Hope on Alvarado – L.A. architects are embracing modular multi-family housing


November 19, 2019

L.A. is embracing multi-family prefab construction. Shown: Steinberg Hart’s 1601 N. Las Palmas project, a modular apartment block. Image courtesy of Steinberg Hart.

Across Los Angeles, architects and developers are embracing factory-built multi-family housing construction across a variety of projects. A selection of recently proposed and currently under construction efforts highlight the fact that while previously limited mostly to single-family projects, modular construction is increasingly being used for larger projects.

In Hollywood, for example, architecture firm Steinberg Hart and developer R.W. Selby & Co. have unveiled plans for a new 202-unit apartment complex that is built using prefabricated modular units.

The development is marked by balcony modules that overlook street-level retail. Image courtesy of Steinberg Hart.

The project, set to be located on a long, narrow site, will feature 14,200 square feet of ground-floor retail spaces as well as apartment units marked by projecting covered balconies arranged to express the project’s modular construction systems. Urbanize.LA reports that the project will bring a mix of one- and two-bedroom homes to the 28,000-square-foot site, including 69 affordable housing units.

The project is the latest modular construction project proposed in the region, where escalating construction costs stemming from a widespread labor shortage are pushing developers to embrace factory-built buildings in order to save time (and money) bringing their projects to life.

Modular Prefab Housing for the Homeless in Los AngelesView of the Hope on Alvarado development. Image courtesy of KTGY Architecture + Planning.

In the nearby MacArthur Park neighborhood, for example, Hope on Alvarado, an 84-unit transitional housing complex designed by KTGY Architecture + Planning is currently under construction.
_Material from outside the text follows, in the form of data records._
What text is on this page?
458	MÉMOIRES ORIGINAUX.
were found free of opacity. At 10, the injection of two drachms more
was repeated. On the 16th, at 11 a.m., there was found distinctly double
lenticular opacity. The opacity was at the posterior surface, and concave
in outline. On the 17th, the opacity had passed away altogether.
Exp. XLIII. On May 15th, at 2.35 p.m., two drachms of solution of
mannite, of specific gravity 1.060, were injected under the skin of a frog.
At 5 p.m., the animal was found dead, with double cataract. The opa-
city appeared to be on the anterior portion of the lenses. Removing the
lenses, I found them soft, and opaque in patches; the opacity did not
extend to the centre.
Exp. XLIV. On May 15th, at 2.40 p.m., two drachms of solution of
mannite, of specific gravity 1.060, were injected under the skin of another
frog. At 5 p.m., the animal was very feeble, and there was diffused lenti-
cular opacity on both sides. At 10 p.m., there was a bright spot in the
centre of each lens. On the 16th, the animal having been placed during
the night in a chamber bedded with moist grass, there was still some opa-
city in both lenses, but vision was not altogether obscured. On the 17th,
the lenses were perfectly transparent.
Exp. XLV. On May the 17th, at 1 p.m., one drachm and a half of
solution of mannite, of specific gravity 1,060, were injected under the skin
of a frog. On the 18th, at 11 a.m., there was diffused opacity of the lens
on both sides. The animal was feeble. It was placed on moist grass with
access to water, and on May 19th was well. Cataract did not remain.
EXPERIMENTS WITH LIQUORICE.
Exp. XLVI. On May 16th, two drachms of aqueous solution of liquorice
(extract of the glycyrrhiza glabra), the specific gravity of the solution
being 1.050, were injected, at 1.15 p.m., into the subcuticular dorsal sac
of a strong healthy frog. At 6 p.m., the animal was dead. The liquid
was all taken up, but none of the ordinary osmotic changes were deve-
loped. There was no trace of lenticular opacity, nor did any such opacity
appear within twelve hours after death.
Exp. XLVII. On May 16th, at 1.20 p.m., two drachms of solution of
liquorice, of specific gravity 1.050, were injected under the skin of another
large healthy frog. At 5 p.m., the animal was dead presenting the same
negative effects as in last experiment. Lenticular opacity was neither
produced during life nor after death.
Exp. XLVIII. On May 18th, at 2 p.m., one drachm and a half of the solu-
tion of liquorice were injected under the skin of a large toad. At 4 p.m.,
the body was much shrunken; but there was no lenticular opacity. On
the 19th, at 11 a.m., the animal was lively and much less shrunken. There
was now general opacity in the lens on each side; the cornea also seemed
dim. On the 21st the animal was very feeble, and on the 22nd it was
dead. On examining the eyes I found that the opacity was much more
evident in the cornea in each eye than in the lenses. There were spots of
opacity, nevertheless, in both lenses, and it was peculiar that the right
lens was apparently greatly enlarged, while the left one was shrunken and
The project, an outgrowth of the firm’s R+D Studio, utilizes prefabricated “shipping container”-style components as a basis for its modular design. For the project, the architects are fabricating new container chassis components rather than re-using existing containers. The arrangement allows the construction team to work more effectively. Keith Labus, project architect for Hope on Alvarado, said via the KTGY website, “We’re working with manufacturers and converting the containers into residential units right in the middle of the manufacturing process. It’s more efficient and it can be done much faster, so we can deliver more units quicker.”

Rendering of the Isla Connections project that utilizes modular elements to occupy a highway-adjacent scrap of land. Image courtesy of Lorcan O’Herlihy Architects.

A few miles southeast from Hope on Alvarado, Lorcan O’Herlihy Architects and Clifford Beers Housing recently broke ground on their Isla Intersections project, a 54-unit modular development taking shape on what was once a leftover railroad right of way.

The 35,000-square-foot project uses welded assemblies of shopping containers to create 20-foot by 16-foot studio apartment units containing ADA-compliant kitchens and bathrooms. On the project site, which is located adjacent to a congested highway intersection, the modular units are stacked and twisted to create a sheltered courtyard that will house a marketplace and public plaza.

According to the architects, modular construction was deployed on the project to halve construction times. The LOHA website states, “As a way to reduce the cost and construction time, we use modular container construction which allows concurrent work on- and off-site, condensing construction time to two years instead of four.”